Os desafios para a valorização da arte urbana no Brasil

Enviada em 19/04/2021

Na obra “Esconderijos do Tempo”, Mário Quintana demonstra em diversos poemas sua satisfação em contemplar o ambiente citadino; destacando a beleza das luzes e o seu ritmo acelerado. Caso o autor ainda estivesse vivo, certamente teria prazer em escrever a respeito da arte urbana; a qual embeleza a cidade e manisfesta os interesses da sociedade. Por outro lado, o preconceito com essa forma de manifestação artística desvaloriza não só a aparência do ambiente, mas também a liberdade de expressão. Urge, pois, a primordialidade de pormenorizar as causas e as consequências desse revés.

É importante pontuar, de início, o valor da arte urbana para a exteriorização da criatividade do indivíduo ou como forma de protesto. Nessa perspectiva, o grafite, feito apartir de latas de “spray”, origina a criação de imagens de diversas cores e tamanhos sem adotar padrões estéticos. Tal manifestação influencia muitos jovens, sobretudo das periferias, a serem artistas; expressando suas ideias e queixas da realidade em que vivem. Durante a ditadura militar, por exemplo, muitos protestos ultilizavam a pichação em cartazes e muros para mostrar o descontentamento com a falta de liberdade e a opressão sofrida por muitos. Desse modo, a arte urbana se configura como uma forma coletiva de criação cultural, a qual ainda encontra desafios para consolidar a sua aceitação.

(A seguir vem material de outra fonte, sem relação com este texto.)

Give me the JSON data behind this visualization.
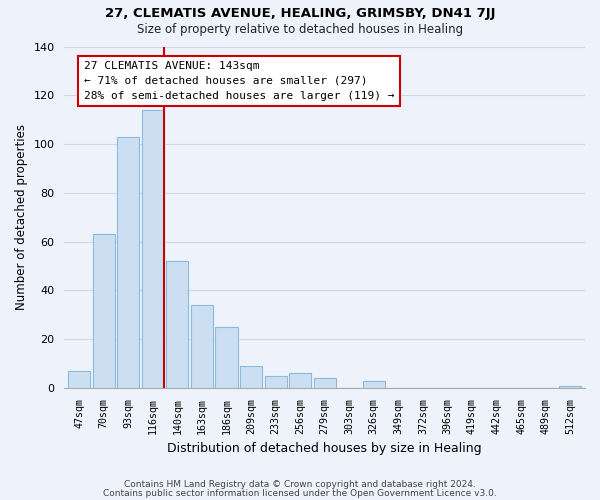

Outrossim, é necessário destacar que o vandalismo potencializa o preconceito da sociedade em relação a arte urbana, uma vez que pinchar muros de propriedades sem a autorização do proprietário é crime. Essa realidade gera um pensamento generalizado na sociedade de que toda expressão artística de rua é uma depredação de coisas públicas ou privadas. Sob esse prisma, em 2017, João Dória, prefeito de São Paulo, apagou os grafites e as pinchações dos muros da cidade; cobrindo-os com uma tinta cinza. Tal fato representa que os governantes e seus apoiadores não valorizam essa arte e nem a sua origem, logo são preconceituosos por acreditarem que as figuras e as frases exibidas pelos criadores é vandalismo e não uma manisfestação cultural.

Destarte, atenuar os desafios relacionados a valorização da arte urbana no Brasil é fundamental. Primeiramente, o governo federal, por meio de uma parceria com a mídia, deve divulgar propagandas em sites, aplicativos e canais de TV a respeito da importância das pinchações e do grafite para as cidades na qualidade de uma expressão que não deve ser vista como vandalismo. Vale, ainda, que as secretarias de cultura dos municípios contratem artístas para realizarem obras em muros e prédios públicos, a fim de ornamentar a cidade e incentivar esse trabalho. Espera-se, com essas medidas, fazer jus ao modo de ver o ambiente citadino do poeta Mário Quintana.